Planned Parenthood facilities and other abortion providers have a long history of enabling the sexual exploitation of teenage girls and protecting abusers. When minors show up at abortion facilities, they are sometimes pregnant by older men. An older man who has sex with a teenage girl commits statutory rape. Abortion facilities are required to report, but many don’t. Former abortion workers have spoken out about how and why they avoided reporting the sexual abuse of minors.
Live Action’s Mona Lisa Investigation found that seven different Planned Parenthood centers in five different states ignored statutory rape reporting laws and covered up the sexual abuse of minors.
In a webcast sponsored by the pro-life group And Then There Were None, a former abortion worker explained how her facility avoided reporting statutory rape. And Then There Were None is a group founded by former Planned Parenthood director Abby Johnson.
READ: Planned Parenthood promised to train workers to help sexual abuse victims. They lied.
In one webinar sponsored by this group, a former abortion worker from a facility in Texas said:
During the times that my training, I shadowed a few minor encounters, and there were times when the minor reported that her partner was more than four years older than her and upon hearing it the first time my trainer would then ask other questions, and eventually the minor would see where it was heading, you know, toward a report, and the minor would backtrack, and think, “oh no, I don’t know, maybe he was only three years older than me,” or you know – my trainer would kind of give hints that, you know, four years is leading toward a report, so you need to fix it, not directly, like with the tone of her voice. And the minor would backtrack and say, “maybe I’m mistaken.”
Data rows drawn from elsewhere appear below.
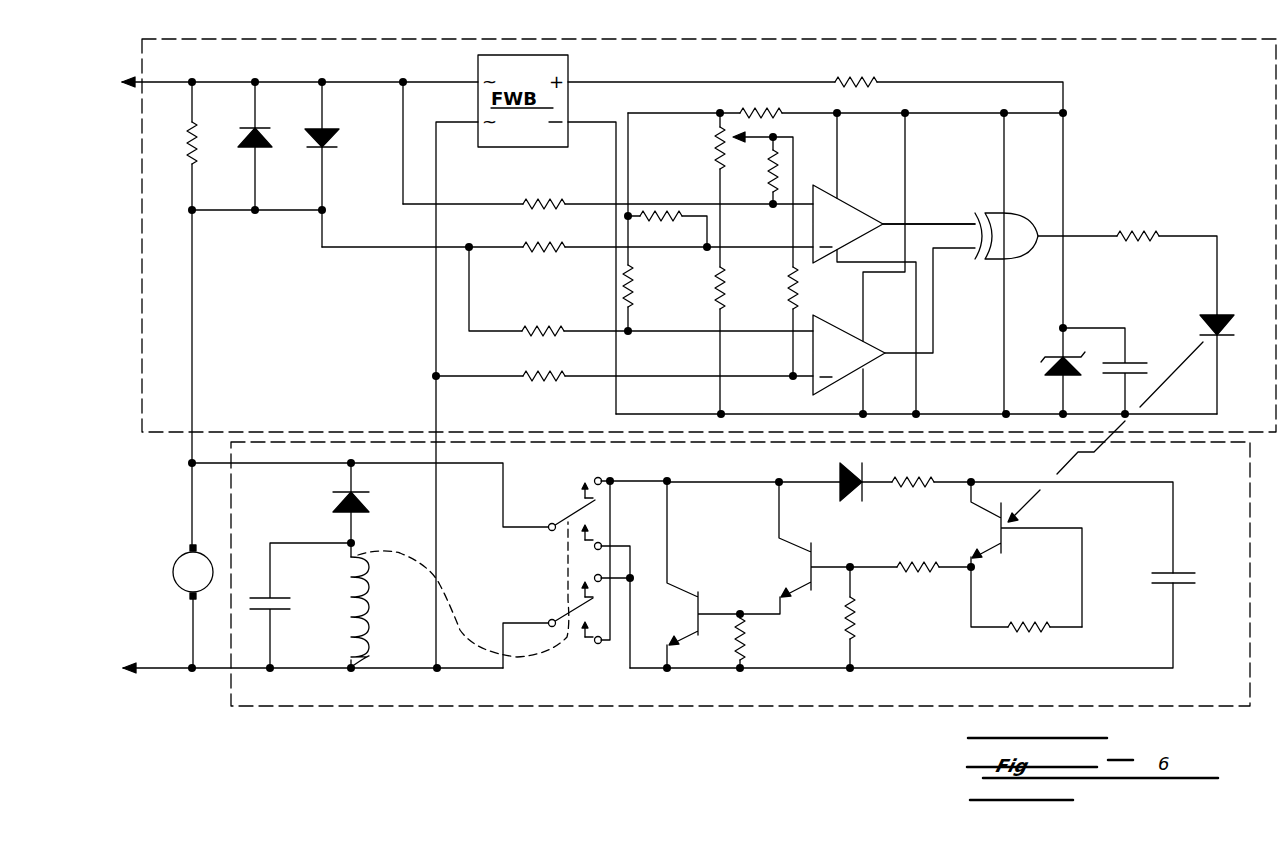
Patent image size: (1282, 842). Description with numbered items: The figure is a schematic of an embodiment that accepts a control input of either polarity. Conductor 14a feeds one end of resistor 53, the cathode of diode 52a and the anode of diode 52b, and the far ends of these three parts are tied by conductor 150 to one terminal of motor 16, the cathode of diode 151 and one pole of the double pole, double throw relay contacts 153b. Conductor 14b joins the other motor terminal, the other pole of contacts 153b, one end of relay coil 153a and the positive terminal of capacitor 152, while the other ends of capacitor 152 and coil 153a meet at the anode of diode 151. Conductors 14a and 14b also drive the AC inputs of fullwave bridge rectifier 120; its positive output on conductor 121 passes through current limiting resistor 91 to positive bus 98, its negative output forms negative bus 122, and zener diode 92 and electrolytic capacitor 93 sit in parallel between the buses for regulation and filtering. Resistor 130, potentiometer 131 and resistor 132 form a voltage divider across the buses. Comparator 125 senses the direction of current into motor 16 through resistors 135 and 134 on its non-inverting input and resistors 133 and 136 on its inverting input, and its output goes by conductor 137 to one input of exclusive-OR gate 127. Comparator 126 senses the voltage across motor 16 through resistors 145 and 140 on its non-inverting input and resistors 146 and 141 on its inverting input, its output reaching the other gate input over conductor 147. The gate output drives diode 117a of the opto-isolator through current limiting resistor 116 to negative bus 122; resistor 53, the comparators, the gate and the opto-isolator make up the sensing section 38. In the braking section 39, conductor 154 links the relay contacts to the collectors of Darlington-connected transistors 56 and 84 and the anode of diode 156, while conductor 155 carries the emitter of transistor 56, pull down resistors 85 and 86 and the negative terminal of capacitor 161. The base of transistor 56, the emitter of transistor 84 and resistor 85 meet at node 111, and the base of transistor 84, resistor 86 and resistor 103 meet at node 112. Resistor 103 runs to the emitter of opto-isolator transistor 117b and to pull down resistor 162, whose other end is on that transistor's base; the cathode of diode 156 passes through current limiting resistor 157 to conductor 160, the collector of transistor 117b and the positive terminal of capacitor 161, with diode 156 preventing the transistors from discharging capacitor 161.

The conductor 14a is at (162, 82).
The conductor 14b is at (186, 666).
The motor 16 is at (174, 562).
The sensing section 38 is at (1276, 184).
The braking section 39 is at (1250, 525).
The diode 52a is at (250, 131).
The diode 52b is at (330, 128).
The resistor 53 is at (196, 148).
The transistor 56 is at (690, 614).
The transistor 84 is at (804, 568).
The resistor 85 is at (745, 646).
The resistor 86 is at (848, 646).
The current limiting resistor 91 is at (858, 63).
The zener diode 92 is at (1052, 355).
The electrolytic capacitor 93 is at (1110, 378).
The positive bus 98 is at (1063, 184).
The resistor 103 is at (926, 564).
The junction 111 is at (722, 616).
The node 112 is at (858, 548).
The current limiting resistor 116 is at (1148, 230).
The diode of opto-isolator 117a is at (1222, 316).
The transistor of opto-isolator 117b is at (1004, 549).
The fullwave bridge rectifier 120 is at (473, 80).
The positive supply line 121 is at (710, 82).
The negative bus 122 is at (582, 122).
The comparator 125 is at (846, 184).
The comparator 126 is at (858, 320).
The exclusive-OR gate 127 is at (1040, 208).
The resistor 130 is at (748, 112).
The potentiometer 131 is at (712, 152).
The resistor 132 is at (714, 304).
The resistor 133 is at (686, 218).
The resistor 134 is at (754, 170).
The resistor 135 is at (553, 202).
The resistor 136 is at (553, 244).
The conductor 137 is at (922, 220).
The resistor 140 is at (640, 262).
The resistor 141 is at (789, 304).
The resistor 145 is at (554, 328).
The resistor 146 is at (554, 372).
The conductor 147 is at (936, 354).
The conductor 150 is at (192, 370).
The diode 151 is at (372, 500).
The capacitor 152 is at (277, 608).
The relay coil 153a is at (362, 606).
The relay contacts 153b is at (562, 516).
The conductor 154 is at (640, 465).
The conductor 155 is at (640, 672).
The diode 156 is at (835, 478).
The current limiting resistor 157 is at (896, 466).
The conductor 160 is at (990, 480).
The capacitor 161 is at (1178, 584).
The pull down resistor 162 is at (1020, 634).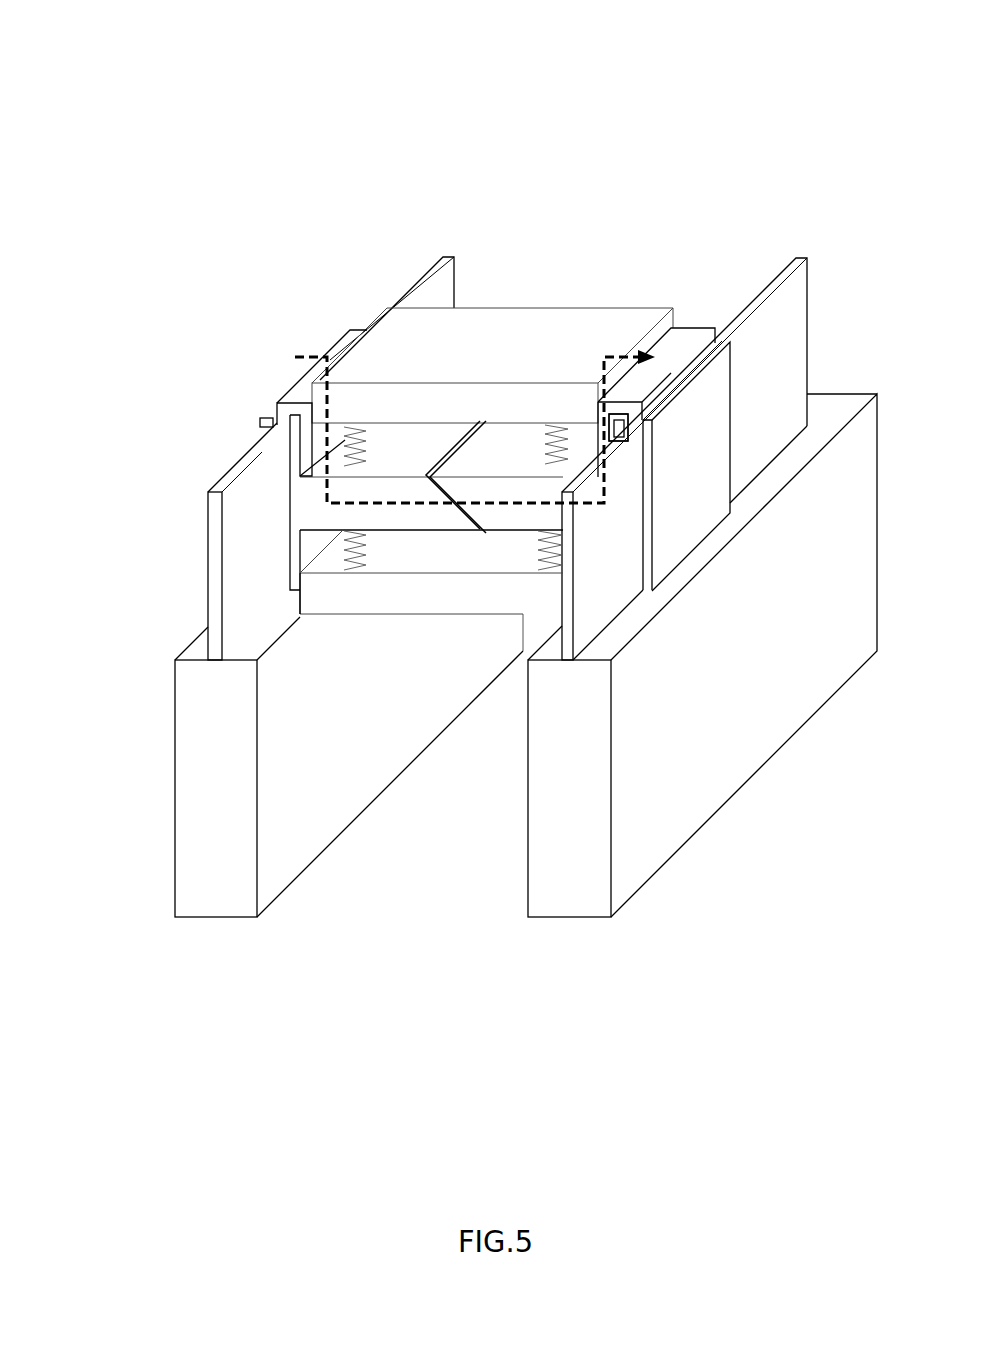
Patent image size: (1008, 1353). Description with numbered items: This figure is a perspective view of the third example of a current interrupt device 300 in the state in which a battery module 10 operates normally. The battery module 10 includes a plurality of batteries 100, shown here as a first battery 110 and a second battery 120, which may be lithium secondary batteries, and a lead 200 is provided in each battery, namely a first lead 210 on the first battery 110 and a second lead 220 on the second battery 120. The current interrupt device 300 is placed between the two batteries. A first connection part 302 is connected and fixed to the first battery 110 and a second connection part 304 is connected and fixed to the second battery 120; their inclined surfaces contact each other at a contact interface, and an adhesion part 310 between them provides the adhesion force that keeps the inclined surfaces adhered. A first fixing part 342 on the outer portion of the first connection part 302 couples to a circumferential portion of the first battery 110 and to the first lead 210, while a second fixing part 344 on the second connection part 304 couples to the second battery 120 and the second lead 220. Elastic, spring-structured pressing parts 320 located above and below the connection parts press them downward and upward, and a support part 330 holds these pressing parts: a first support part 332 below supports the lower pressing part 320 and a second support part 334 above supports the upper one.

And we would take the lower age just so that we wouldn’t have to report it. This is what my trainer used to do, you know, kind of coerce them into saying something that wouldn’t lead to report.
Former abortion worker Shelley Guillory explained why abortion facilities don’t like to report statutory rape:
That way we didn’t have to get any law enforcement involved because – you have to stop and think. When we have a minor that’s come in and there’s suspected child abuse or sexual abuse we have to get law enforcement involved. Law enforcement has to be there from the beginning of the procedure to the end. They’re samples and specimens that have to be collected so they can do DNA analysis. Well this makes a lot of our other patients uncomfortable. So to get around that, we started lying about ages. So, we had no conflicts as far as that was concerned.
Rather than disrupt the routine in the abortion facility, it was easier not to report. It did not matter that underage minors were being exploited.
Abby Johnson responded to the abortion worker’s testimony by saying:
[I] think that’s common. I’ve found sometimes that charts — when I would audit charts — I would find charts sometimes where the client, when they filled out a medical history, if they were a minor, it would ask, you know, ‘when was the first time you had sex?’ And they would write on there 13 or 12 or something, and in Texas that’s automatically reportable. And so then the counselor, just like you’re saying, the patient educator would sit down with them and go, “Ok, are you sure it was thirteen because if it’s thirteen, now, that’s reportable in the state of Texas. Are you sure it wasn’t fourteen?” And then the client would say, “Oh yeah, I think it was fourteen.”
And then I would look at the history and the educator would have scratched out 13 and would have written, “Patient was not correct. She first actually had sex at age fourteen.” I don’t know if it’s just laziness, that they don’t want to make the report, I don’t know, sometimes it could be that the patient is saying, “please don’t report.” But you know, we’re not there to make sure the patient leaves happy we didn’t report, we’re there to protect these minor girls. So, I totally know what you’re talking about because I saw that happen inside my own facility as well.
READ: Planned Parenthood has been covering up child sexual abuse for a decade
Teen girls may be afraid of the abuse being reported. They may think they will “get in trouble” or be intimidated at the thought of talking to police. But the abortion workers, as adults, should want to stop the exploitation. Instead, they allow the abuse to continue.
Whether the workers just don’t want to go through the trouble of reporting, or they fear that police involvement will slow down the facility’s operations and lead to fewer abortions being done (and therefore less profit being made) they don’t report the sexual abuse of minors.